The Skittering

I'm going to be forty-one way too soon. I have a migraine, probably from the new anti-everything meds I'm taking, and I feel like life has somehow skittered away from me. I can't say that the skittering is a new thing. It's not. I've known awhile. I just never acknowledged it. Or maybe I just ignored it, pretended it wasn't happening. I'm almost forty-one. I know I said that only a moment ago. But I'm almost forty-one. And there's so much I shoulda, coulda done. I'm not sure why I didn't. Ok, that's not entirely true. I have a long history of laziness and I never seem to have a clear direction. Basically, I meander. I go from this to that and from here to there. I have no point or purpose. I have things I want to accomplish, but they tend to take effort and it's so much easier to float.

Of course, then I end up here, almost forty-one and wondering where the last fifteen or so years went. I wonder about my choices and my non-choices. I wonder about how life could have been and why it isn't. Why I chose this and didn't choose that. Why I am here and not there. I feel like I've missed out on so much and I wonder if it's too late. Forty-one isn't old, but it isn't young either. There are things I can't do and things I'll probably never get to do. Unless they repeal "Don't Ask, Don't Tell" quickly, I'll never get to serve in the military. If I don't find a partner soon, I'll never have a wife and children. If that's what I want. Because I'm just not sure. I should go back to school, shouldn't I? Find a real career? I want to learn to surf and play hockey. I want to hike the Camino and live on the beach in Mexico.

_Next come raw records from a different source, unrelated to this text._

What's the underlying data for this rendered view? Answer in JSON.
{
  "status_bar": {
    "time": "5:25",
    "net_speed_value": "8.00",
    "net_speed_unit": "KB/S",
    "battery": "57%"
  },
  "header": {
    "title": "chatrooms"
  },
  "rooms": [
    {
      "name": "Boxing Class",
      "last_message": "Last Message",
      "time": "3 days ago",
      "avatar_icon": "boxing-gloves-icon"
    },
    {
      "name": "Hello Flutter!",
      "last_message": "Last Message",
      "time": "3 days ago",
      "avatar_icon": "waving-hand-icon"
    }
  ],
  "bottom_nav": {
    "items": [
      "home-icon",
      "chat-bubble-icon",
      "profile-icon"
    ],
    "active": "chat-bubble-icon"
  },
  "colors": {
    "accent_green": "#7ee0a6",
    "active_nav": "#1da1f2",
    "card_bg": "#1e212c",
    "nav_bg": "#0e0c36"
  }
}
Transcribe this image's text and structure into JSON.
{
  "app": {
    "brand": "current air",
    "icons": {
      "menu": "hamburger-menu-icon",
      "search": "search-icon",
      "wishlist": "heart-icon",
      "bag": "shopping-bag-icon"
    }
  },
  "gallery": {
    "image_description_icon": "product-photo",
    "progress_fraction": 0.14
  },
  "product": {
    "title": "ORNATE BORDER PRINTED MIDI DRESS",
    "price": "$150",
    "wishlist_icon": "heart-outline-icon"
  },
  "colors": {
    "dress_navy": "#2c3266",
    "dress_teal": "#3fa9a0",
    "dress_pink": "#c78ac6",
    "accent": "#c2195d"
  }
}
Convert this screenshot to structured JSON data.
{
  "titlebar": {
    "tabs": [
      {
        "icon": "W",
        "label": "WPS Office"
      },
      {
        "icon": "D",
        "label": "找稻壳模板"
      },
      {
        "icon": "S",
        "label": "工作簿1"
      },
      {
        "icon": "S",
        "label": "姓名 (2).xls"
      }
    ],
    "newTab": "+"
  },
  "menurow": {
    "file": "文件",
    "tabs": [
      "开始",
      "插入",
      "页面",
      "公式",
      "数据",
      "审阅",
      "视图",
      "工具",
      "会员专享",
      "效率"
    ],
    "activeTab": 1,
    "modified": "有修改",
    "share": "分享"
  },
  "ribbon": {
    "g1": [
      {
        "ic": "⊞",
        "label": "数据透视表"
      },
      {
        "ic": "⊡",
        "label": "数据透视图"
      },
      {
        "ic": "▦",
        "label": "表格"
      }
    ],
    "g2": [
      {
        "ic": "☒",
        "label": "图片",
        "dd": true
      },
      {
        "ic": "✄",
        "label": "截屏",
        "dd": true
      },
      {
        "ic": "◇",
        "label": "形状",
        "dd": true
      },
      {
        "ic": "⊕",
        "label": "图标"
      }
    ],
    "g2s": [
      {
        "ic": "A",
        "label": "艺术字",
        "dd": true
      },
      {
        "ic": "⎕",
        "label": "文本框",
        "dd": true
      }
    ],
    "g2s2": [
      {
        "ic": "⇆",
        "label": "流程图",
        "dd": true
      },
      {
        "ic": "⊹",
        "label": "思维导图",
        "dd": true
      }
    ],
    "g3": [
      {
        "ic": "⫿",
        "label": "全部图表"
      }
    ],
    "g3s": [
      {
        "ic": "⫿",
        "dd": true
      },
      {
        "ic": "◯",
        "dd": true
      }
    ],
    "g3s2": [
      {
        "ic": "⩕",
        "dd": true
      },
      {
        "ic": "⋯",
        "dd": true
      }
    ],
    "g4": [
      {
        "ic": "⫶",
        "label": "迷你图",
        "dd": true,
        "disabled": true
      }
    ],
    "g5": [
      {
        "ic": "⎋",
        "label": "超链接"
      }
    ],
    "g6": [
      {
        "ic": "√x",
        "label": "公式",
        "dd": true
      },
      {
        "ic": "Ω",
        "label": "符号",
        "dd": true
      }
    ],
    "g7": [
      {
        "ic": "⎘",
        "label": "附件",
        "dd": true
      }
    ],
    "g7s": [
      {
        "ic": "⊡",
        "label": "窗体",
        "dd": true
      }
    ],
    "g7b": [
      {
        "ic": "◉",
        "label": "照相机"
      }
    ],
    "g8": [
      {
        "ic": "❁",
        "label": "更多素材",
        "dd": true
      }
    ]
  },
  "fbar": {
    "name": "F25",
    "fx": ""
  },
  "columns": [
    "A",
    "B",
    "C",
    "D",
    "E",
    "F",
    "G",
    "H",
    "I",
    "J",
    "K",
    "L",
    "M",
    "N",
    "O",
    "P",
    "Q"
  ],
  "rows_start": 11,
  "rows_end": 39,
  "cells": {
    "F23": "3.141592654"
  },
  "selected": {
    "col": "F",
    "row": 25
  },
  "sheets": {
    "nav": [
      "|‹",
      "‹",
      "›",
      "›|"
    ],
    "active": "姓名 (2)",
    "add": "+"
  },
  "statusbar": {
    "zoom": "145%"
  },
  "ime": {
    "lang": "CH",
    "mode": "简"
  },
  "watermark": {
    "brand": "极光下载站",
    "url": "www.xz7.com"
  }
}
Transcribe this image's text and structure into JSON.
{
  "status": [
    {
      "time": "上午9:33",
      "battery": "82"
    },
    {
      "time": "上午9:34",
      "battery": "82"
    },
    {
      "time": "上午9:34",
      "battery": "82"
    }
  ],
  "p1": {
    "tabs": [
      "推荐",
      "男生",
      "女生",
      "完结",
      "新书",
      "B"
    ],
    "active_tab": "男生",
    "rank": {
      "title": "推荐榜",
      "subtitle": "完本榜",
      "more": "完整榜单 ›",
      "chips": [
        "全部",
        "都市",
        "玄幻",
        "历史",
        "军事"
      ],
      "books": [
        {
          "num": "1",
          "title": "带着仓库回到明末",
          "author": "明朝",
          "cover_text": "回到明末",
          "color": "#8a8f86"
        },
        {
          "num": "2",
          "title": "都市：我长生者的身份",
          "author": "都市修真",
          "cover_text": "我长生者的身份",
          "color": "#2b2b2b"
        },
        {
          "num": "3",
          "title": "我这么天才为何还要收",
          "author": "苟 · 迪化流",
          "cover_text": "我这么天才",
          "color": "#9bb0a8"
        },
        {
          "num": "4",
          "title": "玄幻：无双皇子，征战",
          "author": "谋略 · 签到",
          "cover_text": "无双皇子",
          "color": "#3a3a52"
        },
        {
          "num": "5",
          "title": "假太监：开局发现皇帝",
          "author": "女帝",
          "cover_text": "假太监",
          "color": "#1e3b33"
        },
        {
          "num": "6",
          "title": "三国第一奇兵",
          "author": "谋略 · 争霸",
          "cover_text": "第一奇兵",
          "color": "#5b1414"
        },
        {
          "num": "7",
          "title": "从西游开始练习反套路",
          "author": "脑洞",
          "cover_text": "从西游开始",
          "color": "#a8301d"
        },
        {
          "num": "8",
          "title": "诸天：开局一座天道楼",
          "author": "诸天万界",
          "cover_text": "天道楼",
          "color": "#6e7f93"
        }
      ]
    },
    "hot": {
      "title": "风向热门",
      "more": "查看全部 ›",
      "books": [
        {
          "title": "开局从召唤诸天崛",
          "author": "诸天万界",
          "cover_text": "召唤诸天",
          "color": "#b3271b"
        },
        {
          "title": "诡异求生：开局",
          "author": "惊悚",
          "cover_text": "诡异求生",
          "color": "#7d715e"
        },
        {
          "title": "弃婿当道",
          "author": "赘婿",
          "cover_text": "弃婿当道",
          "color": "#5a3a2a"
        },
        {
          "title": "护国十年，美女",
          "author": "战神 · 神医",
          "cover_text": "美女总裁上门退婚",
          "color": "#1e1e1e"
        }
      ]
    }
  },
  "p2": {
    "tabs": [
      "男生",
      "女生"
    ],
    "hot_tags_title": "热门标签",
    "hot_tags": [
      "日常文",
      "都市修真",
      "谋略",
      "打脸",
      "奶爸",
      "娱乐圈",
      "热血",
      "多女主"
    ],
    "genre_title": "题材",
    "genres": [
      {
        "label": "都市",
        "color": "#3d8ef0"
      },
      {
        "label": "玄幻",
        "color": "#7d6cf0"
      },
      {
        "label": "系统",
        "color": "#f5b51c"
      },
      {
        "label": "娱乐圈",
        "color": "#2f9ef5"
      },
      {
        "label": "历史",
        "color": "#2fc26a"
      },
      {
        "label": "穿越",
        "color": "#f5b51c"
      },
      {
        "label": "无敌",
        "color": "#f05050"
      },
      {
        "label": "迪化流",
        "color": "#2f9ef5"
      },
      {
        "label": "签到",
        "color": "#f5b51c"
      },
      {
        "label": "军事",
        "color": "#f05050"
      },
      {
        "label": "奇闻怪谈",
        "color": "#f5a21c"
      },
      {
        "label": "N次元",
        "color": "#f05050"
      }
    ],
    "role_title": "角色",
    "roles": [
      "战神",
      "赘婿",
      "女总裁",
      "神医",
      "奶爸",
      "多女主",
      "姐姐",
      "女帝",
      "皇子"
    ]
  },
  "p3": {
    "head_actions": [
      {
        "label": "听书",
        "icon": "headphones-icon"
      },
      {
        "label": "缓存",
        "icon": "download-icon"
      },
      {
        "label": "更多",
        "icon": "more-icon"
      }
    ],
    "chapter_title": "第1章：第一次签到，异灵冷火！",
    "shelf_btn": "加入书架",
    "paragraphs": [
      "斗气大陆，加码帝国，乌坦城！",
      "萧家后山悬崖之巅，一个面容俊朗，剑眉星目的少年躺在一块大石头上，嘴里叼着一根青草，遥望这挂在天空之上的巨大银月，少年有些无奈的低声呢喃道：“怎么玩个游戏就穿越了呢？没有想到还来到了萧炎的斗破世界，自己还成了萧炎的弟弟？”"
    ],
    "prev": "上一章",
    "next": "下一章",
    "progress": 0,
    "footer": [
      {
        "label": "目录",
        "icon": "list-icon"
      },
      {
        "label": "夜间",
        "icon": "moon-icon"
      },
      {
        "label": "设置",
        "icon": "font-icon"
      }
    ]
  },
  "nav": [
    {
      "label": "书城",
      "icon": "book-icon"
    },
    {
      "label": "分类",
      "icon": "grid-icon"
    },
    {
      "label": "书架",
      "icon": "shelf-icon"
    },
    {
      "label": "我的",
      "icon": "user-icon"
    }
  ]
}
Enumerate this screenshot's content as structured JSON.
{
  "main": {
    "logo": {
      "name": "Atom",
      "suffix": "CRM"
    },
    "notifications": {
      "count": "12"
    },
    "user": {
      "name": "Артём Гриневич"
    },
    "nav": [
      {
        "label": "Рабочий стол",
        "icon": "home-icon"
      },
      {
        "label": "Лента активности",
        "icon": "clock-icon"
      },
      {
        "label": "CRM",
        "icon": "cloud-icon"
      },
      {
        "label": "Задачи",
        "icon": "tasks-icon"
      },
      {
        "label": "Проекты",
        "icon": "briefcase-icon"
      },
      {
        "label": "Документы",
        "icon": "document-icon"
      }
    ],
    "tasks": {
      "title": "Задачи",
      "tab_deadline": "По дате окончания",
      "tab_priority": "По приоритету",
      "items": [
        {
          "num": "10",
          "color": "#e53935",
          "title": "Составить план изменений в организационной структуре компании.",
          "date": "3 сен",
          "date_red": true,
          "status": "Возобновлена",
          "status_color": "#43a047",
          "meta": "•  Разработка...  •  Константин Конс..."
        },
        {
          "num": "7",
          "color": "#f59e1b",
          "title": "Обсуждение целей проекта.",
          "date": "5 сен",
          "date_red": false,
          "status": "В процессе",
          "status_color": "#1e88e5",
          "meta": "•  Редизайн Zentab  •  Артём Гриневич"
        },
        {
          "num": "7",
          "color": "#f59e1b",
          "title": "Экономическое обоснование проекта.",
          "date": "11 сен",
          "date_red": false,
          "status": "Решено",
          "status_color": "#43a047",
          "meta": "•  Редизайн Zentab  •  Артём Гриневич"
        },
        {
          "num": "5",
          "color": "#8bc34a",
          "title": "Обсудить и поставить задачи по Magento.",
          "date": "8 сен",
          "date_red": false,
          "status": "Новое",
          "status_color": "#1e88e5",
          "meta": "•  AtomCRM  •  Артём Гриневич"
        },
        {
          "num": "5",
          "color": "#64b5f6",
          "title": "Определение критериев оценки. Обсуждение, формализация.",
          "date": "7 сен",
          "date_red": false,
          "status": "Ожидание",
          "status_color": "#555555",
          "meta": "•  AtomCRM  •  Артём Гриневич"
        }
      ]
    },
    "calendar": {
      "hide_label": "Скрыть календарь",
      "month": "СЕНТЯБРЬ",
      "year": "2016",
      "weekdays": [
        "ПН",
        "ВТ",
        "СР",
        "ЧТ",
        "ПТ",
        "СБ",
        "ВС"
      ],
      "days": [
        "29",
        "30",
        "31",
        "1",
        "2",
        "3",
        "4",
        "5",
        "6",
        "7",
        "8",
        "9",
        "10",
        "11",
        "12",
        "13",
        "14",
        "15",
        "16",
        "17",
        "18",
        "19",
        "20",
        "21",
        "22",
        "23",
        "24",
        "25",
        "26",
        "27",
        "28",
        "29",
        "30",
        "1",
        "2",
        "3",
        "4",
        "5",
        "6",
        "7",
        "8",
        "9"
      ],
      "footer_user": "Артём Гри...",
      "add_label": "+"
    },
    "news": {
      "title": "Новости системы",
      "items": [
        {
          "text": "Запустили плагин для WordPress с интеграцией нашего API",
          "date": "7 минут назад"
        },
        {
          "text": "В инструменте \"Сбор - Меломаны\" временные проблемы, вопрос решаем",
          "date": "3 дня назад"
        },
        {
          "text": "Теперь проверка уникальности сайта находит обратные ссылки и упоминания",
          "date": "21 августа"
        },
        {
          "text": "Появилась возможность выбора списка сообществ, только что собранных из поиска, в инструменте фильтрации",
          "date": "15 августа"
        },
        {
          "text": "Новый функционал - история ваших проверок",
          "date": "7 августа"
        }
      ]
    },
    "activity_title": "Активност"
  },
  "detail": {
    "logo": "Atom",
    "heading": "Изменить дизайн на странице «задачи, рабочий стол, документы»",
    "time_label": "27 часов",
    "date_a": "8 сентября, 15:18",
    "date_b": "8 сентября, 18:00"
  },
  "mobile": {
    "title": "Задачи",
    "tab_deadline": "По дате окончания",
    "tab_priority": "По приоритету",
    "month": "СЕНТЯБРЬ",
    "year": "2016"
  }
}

Time is ticking and I should probably decide what I really want out of life. Direction. I need direction. Or maybe it's purpose. Either way, I don't have it. And it's not going to happen today. I have this migraine and I'm taking these new drugs and it's all I can do to stay awake. Unfortunately tomorrow I'll be one day closer to forty-one and one day farther from life. See, life doesn't stop for my headache or my sleepiness or my lack of direction and purpose. It just keeps going and going, skittering further and further away from me. I'm not sure what the answer is, if there even is one. For now, I think I'll take a nap and see how I feel in a few hours. Probably the same, but you never know.